İlâhî Muhabbet Kemâl Bulunca…

İbn Mes’ud radıyallahu anh buyurur:

– “Kişi Kâbe’de rükûn ile makam arasında yetmiş sene ibâdet etse de yine sevdikleri ile haşrolunacaktır” Bir kimse geldi ve Sallallahu aleyhi ve sellem Efendimize:

– Kıyâmet ne vakit kopacaktır, dedi. Fahr-i Kâinat sallallahu aleyhi ve sellem:

– Kıyâmet için ne hazırlık yaptın? buyurdular. O kimse de cevaben:

– Allah’ın ve Rasûlü’nün sevgisini hazırladım, dedi. Peygamber Efendimiz buyurdular:

– “Kişi sevdiğiyle beraberdir.”

Abdülkâdir Geylânî kuddise sirruh hazretleri buyurur:

– Allah’ı sevmekte cidden sâdık ve samîmî olan bir mürid, önceleri insanları gördüğünde, onlardan herhangi bir söz işittiğinde veya bir dünyalığa nâil olduğunda, daralır, sıkılır. Öyle ki, mahlûkattan hiç bir şey görmek istemez. Kalbi şaşalar, aklı gâib olur. Gözü kayar, o derecede ki, kalbinin başına rahmet eli gelip de, kendisine sükûnet getirinceye kadar, bu hal üzere devam eder. İzzet ve Celâl sahibi Rabbine yakınlık kokusunu koklayıncaya kadar esriklikten kurtulamaz. Allah’a yakınlık esansını kokladığı an ise derhal ifâkat bulur, ayılır, manevî sarhoşluk ve vecd halinden kurtulur.

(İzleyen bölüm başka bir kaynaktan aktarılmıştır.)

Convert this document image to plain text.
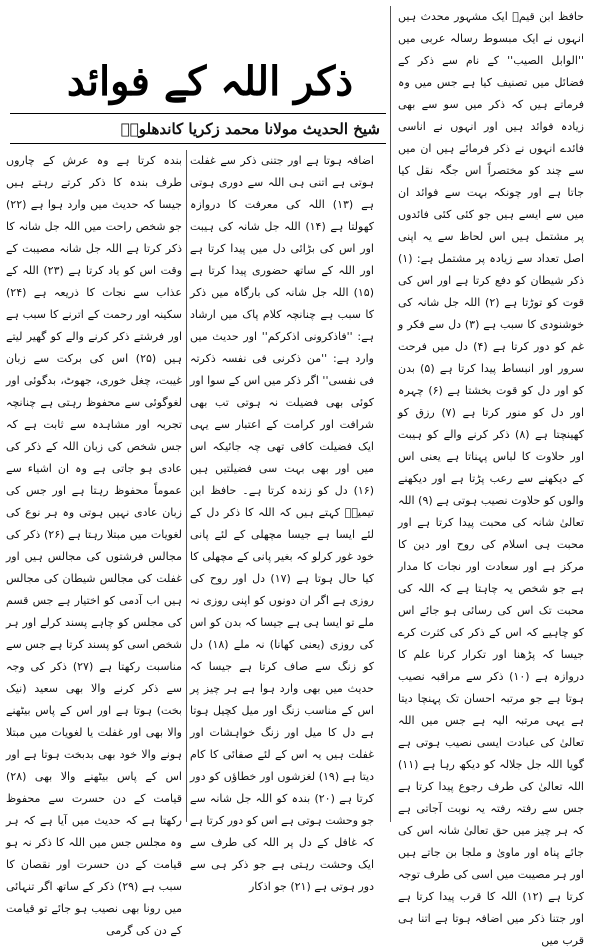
ذکر اللہ کے فوائد
شیخ الحدیث مولانا محمد زکریا کاندھلویؒ

حافظ ابن قیمؒ ایک مشہور محدث ہیں انہوں نے ایک مبسوط رسالہ عربی میں ''الوابل الصیب'' کے نام سے ذکر کے فضائل میں تصنیف کیا ہے جس میں وہ فرماتے ہیں کہ ذکر میں سو سے بھی زیادہ فوائد ہیں اور انہوں نے اناسی فائدے انہوں نے ذکر فرمائے ہیں ان میں سے چند کو مختصراً اس جگہ نقل کیا جاتا ہے اور چونکہ بہت سے فوائد ان میں سے ایسے ہیں جو کئی کئی فائدوں پر مشتمل ہیں اس لحاظ سے یہ اپنی اصل تعداد سے زیادہ پر مشتمل ہے: (۱) ذکر شیطان کو دفع کرتا ہے اور اس کی قوت کو توڑتا ہے (۲) اللہ جل شانہ کی خوشنودی کا سبب ہے (۳) دل سے فکر و غم کو دور کرتا ہے (۴) دل میں فرحت سرور اور انبساط پیدا کرتا ہے (۵) بدن کو اور دل کو قوت بخشتا ہے (۶) چہرہ اور دل کو منور کرتا ہے (۷) رزق کو کھینچتا ہے (۸) ذکر کرنے والے کو ہیبت اور حلاوت کا لباس پہناتا ہے یعنی اس کے دیکھنے سے رعب پڑتا ہے اور دیکھنے والوں کو حلاوت نصیب ہوتی ہے (۹) اللہ تعالیٰ شانہ کی محبت پیدا کرتا ہے اور محبت ہی اسلام کی روح اور دین کا مرکز ہے اور سعادت اور نجات کا مدار ہے جو شخص یہ چاہتا ہے کہ اللہ کی محبت تک اس کی رسائی ہو جائے اس کو چاہیے کہ اس کے ذکر کی کثرت کرے جیسا کہ پڑھنا اور تکرار کرنا علم کا دروازہ ہے (۱۰) ذکر سے مراقبہ نصیب ہوتا ہے جو مرتبہ احسان تک پہنچا دیتا ہے یہی مرتبہ الیہ ہے جس میں اللہ تعالیٰ کی عبادت ایسی نصیب ہوتی ہے گویا اللہ جل جلالہ کو دیکھ رہا ہے (۱۱) اللہ تعالیٰ کی طرف رجوع پیدا کرتا ہے جس سے رفتہ رفتہ یہ نوبت آجاتی ہے کہ ہر چیز میں حق تعالیٰ شانہ اس کی جائے پناہ اور ماویٰ و ملجا بن جاتے ہیں اور ہر مصیبت میں اسی کی طرف توجہ کرتا ہے (۱۲) اللہ کا قرب پیدا کرتا ہے اور جتنا ذکر میں اضافہ ہوتا ہے اتنا ہی قرب میں

اضافہ ہوتا ہے اور جتنی ذکر سے غفلت ہوتی ہے اتنی ہی اللہ سے دوری ہوتی ہے (۱۳) اللہ کی معرفت کا دروازہ کھولتا ہے (۱۴) اللہ جل شانہ کی ہیبت اور اس کی بڑائی دل میں پیدا کرتا ہے اور اللہ کے ساتھ حضوری پیدا کرتا ہے (۱۵) اللہ جل شانہ کی بارگاہ میں ذکر کا سبب ہے چنانچہ کلام پاک میں ارشاد ہے: ''فاذکرونی اذکرکم'' اور حدیث میں وارد ہے: ''من ذکرنی فی نفسہ ذکرتہ فی نفسی'' اگر ذکر میں اس کے سوا اور کوئی بھی فضیلت نہ ہوتی تب بھی شرافت اور کرامت کے اعتبار سے یہی ایک فضیلت کافی تھی چہ جائیکہ اس میں اور بھی بہت سی فضیلتیں ہیں (۱۶) دل کو زندہ کرتا ہے۔ حافظ ابن تیمیہؒ کہتے ہیں کہ اللہ کا ذکر دل کے لئے ایسا ہے جیسا مچھلی کے لئے پانی خود غور کرلو کہ بغیر پانی کے مچھلی کا کیا حال ہوتا ہے (۱۷) دل اور روح کی روزی ہے اگر ان دونوں کو اپنی روزی نہ ملے تو ایسا ہی ہے جیسا کہ بدن کو اس کی روزی (یعنی کھانا) نہ ملے (۱۸) دل کو زنگ سے صاف کرتا ہے جیسا کہ حدیث میں بھی وارد ہوا ہے ہر چیز پر اس کے مناسب زنگ اور میل کچیل ہوتا ہے دل کا میل اور زنگ خواہشات اور غفلت ہیں یہ اس کے لئے صفائی کا کام دیتا ہے (۱۹) لغزشوں اور خطاؤں کو دور کرتا ہے (۲۰) بندہ کو اللہ جل شانہ سے جو وحشت ہوتی ہے اس کو دور کرتا ہے کہ غافل کے دل پر اللہ کی طرف سے ایک وحشت رہتی ہے جو ذکر ہی سے دور ہوتی ہے (۲۱) جو اذکار

بندہ کرتا ہے وہ عرش کے چاروں طرف بندہ کا ذکر کرتے رہتے ہیں جیسا کہ حدیث میں وارد ہوا ہے (۲۲) جو شخص راحت میں اللہ جل شانہ کا ذکر کرتا ہے اللہ جل شانہ مصیبت کے وقت اس کو یاد کرتا ہے (۲۳) اللہ کے عذاب سے نجات کا ذریعہ ہے (۲۴) سکینہ اور رحمت کے اترنے کا سبب ہے اور فرشتے ذکر کرنے والے کو گھیر لیتے ہیں (۲۵) اس کی برکت سے زبان غیبت، چغل خوری، جھوٹ، بدگوئی اور لغوگوئی سے محفوظ رہتی ہے چنانچہ تجربہ اور مشاہدہ سے ثابت ہے کہ جس شخص کی زبان اللہ کے ذکر کی عادی ہو جاتی ہے وہ ان اشیاء سے عموماً محفوظ رہتا ہے اور جس کی زبان عادی نہیں ہوتی وہ ہر نوع کی لغویات میں مبتلا رہتا ہے (۲۶) ذکر کی مجالس فرشتوں کی مجالس ہیں اور غفلت کی مجالس شیطان کی مجالس ہیں اب آدمی کو اختیار ہے جس قسم کی مجلس کو چاہے پسند کرلے اور ہر شخص اسی کو پسند کرتا ہے جس سے مناسبت رکھتا ہے (۲۷) ذکر کی وجہ سے ذکر کرنے والا بھی سعید (نیک بخت) ہوتا ہے اور اس کے پاس بیٹھنے والا بھی اور غفلت یا لغویات میں مبتلا ہونے والا خود بھی بدبخت ہوتا ہے اور اس کے پاس بیٹھنے والا بھی (۲۸) قیامت کے دن حسرت سے محفوظ رکھتا ہے کہ حدیث میں آیا ہے کہ ہر وہ مجلس جس میں اللہ کا ذکر نہ ہو قیامت کے دن حسرت اور نقصان کا سبب ہے (۲۹) ذکر کے ساتھ اگر تنہائی میں رونا بھی نصیب ہو جائے تو قیامت کے دن کی گرمی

Tevhidde, ihlâsta, Rabbini tanımada, O’nu bilmede ve Ona olan muhabbette iyice istikrar kesbettiği zaman ise kendisine sebât gelir. Halka karşı geniş olma ve onlara tahammül etme duygusu hâsıl olur. Allah Teâlâ’dan kendisine bir kuvvet gelir. Böylece hiç bir külfet duymadan, halkın ağırlıklarına katlanır, onlara yaklaşır, kendilerini arar, bütün meşgalesi halkın hizmetlerini görmek olur. Bu esnâda Allah zülcelâl velkemâl hazretleri ile beraber olmaktan da bir an dahi geri durmaz. (Fethü’r-Rabbânî, 20. Meclis)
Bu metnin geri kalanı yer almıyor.